13. Research Assignment:  In the 1970s the world's economies were entrenched in stagflation.  This was due primarily to the oil embargo and shortage, but there were other causes as well.  How did the Federal Reserve System in the United States respond to this crisis?  What policy dilemma did it face when it considered its demand-side policy tools?  What were the basic tenets of the Deregulation and Monetary Control Act (1980)?  How did the other central banks in the industrialized countries deal with the stagflation problem?

14. Research Assignment:  Surf the world-wide web to obtain economics data for a specific country (e.g., Japan) over the past five (or ten) years.  Get data on annual changes in real GDP, unemployment, inflation, (and pollution, if you can).  Write a report which traces the country's macroeconomic performance and policy over that period.  Critically evaluate the government's policies or failure to react to economic circumstances.  What did they do right, in your opinion?  What did they do wrong?  Discuss to what degree you think the government had control over the economy, and vice-versa.  Print a copy of the main board of from The World Game of Economics and illustrate the economy's approximate movements on a year by year basis.  (Indicate the units of measurement for each key variable on the outer edges of the playing field).

15. Advanced Question:  The World Game of Economics assumes that all countries face similar trade-offs between inflation and unemployment in the short run and that they all have the same natural rate of unemployment.  Is that realistic?  Why or why not?  The game also assumes that industrialized countries and less developed countries are equally capable of stabilizing their economies with fiscal, trade, and monetary policies.  Is that realistic?  Why or why not?

16. Advanced Question:  What is the nature of the debate between neo-classical and mainstream (Keynesian) economists regarding the proclivity of market economies to deviate from and return automatically to full employment?  What do you think?  Would business cycles in market economies be less volitile and severe if the government adopted a passive fiscal policy stance and increased the money supply at a steady rate consistent with the long term real growth trend?  What is the empirical evidence to support this proposition?  Why are discretionary fiscal and monetary policies so difficult to implement in a timely manner?  Has laissez faire ever really been tested?  If so, when and where?

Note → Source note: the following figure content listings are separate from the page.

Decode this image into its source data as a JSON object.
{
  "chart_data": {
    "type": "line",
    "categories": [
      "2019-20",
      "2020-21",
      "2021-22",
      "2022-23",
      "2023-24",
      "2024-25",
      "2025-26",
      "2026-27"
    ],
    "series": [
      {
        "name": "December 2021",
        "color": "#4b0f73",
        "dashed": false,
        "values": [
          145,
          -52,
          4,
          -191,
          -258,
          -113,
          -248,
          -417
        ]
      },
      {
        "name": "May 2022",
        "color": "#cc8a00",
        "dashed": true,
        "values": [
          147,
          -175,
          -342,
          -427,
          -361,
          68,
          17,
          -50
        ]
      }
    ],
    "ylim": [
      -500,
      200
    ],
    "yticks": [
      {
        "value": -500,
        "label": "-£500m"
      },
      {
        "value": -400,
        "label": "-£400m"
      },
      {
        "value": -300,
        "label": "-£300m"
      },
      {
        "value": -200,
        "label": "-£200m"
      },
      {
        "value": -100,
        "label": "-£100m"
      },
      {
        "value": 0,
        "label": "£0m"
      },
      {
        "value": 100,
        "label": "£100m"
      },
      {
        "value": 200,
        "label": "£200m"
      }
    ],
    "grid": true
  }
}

17. Advanced Question:  Identify and define each of the following terms.  Discuss the extent to which these concepts are either explicitly or implicitly incorporated in The World Game of Economics:  (a) real vs. nominal GDP; (b) cost-push inflation; (c) Phillips curve; (d) Okun's law; (e) NAIRU; (f) Schumpeterian competition; (g) tragedy of the commons; (h) Pigou's wealth effect; (i) marginal propensity to consume; (j) supply-side economics; (k) Laffer curve; (l) beggar-thy-neighbor trade strategy; (m) competitive currency devaluations; (n) static welfare effects of a tariff; (o) quantity theory of money; (p) Pareto optimality.